Jill Konrath has a great post about salespeople who come on “like a bull in a china shop” when trying to sell to prospects. Her cure for these salespeople:
You need to create conversations with decision makers. And, there’s only one way to do this. You need to ask questions to engage prospects in a dialogue, then shut up and listen.
I couldn’t agree more. I want to take that point and apply them to sales hiring. We use the entire hiring process to observe the salesperson in action. We particularly observe their question pattern – are they trying to determine how they would sell the company’s value proposition if they were in the role? Or are they simply trying to sell themselves to get on the company payroll?
We value sales candidates who attempt to discover the hiring company’s value proposition, how they go to market and what are the parameters of a typical sale. Pay attention to the dialogue a sales candidate attempts to create with you in the hiring process.
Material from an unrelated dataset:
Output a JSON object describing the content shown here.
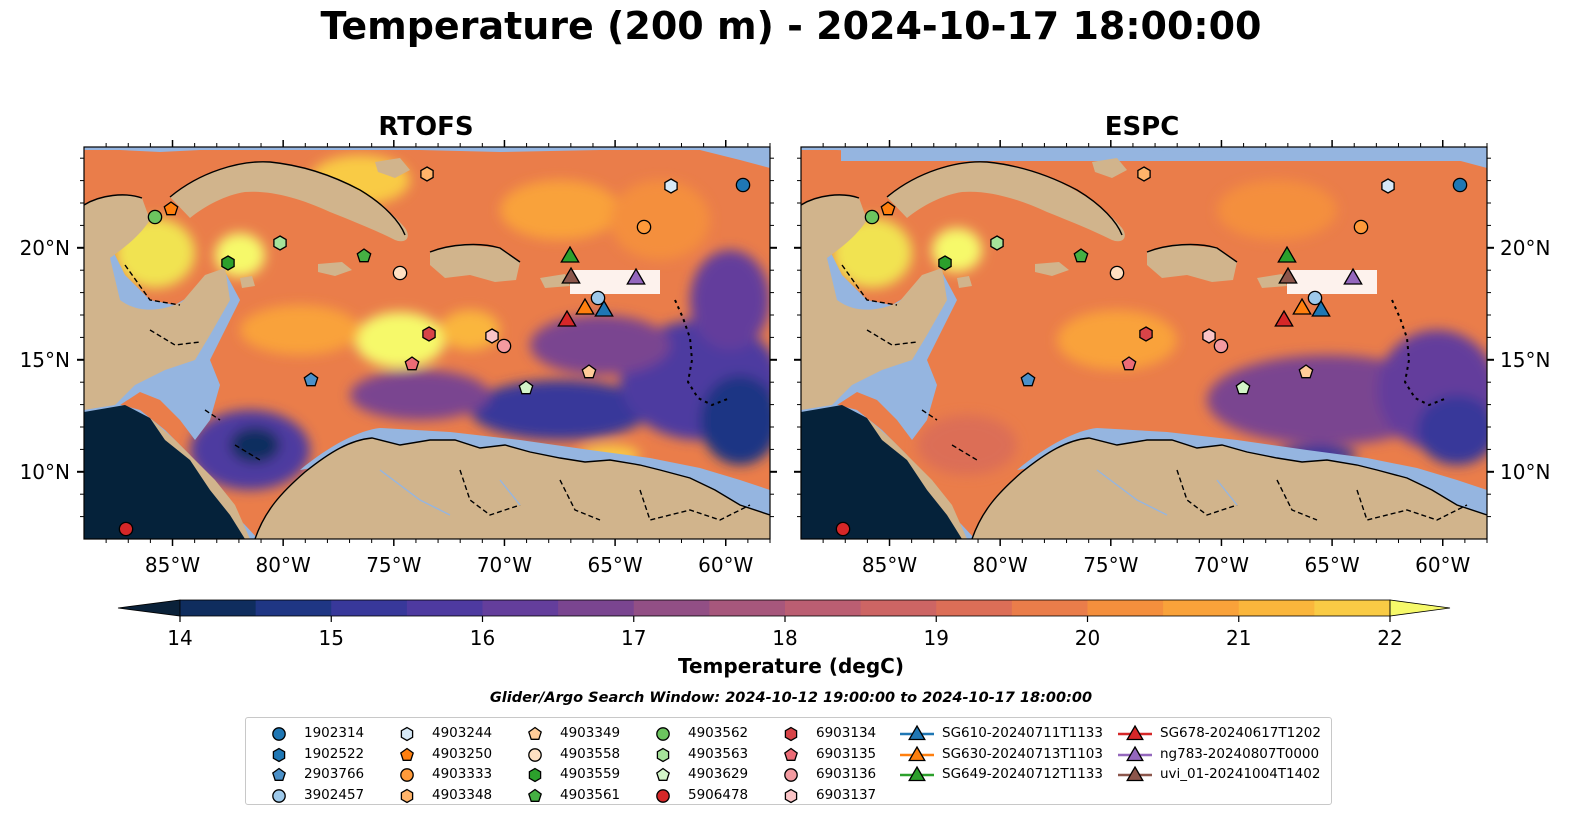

Questions, especially sales-focused ones, help to reveal the candidate’s abilities and selling strategy.
Finally, she wraps up her post with this:
If you don’t plan questions ahead of time, you’ll get caught in “premature elaboration.” Before you know it, you can’t stop talking – even though you know better. Your prospects will slowly start backing away to protect themselves from your onslaught.
Now that is the way to turn a phrase . . . I’m still laughing at it.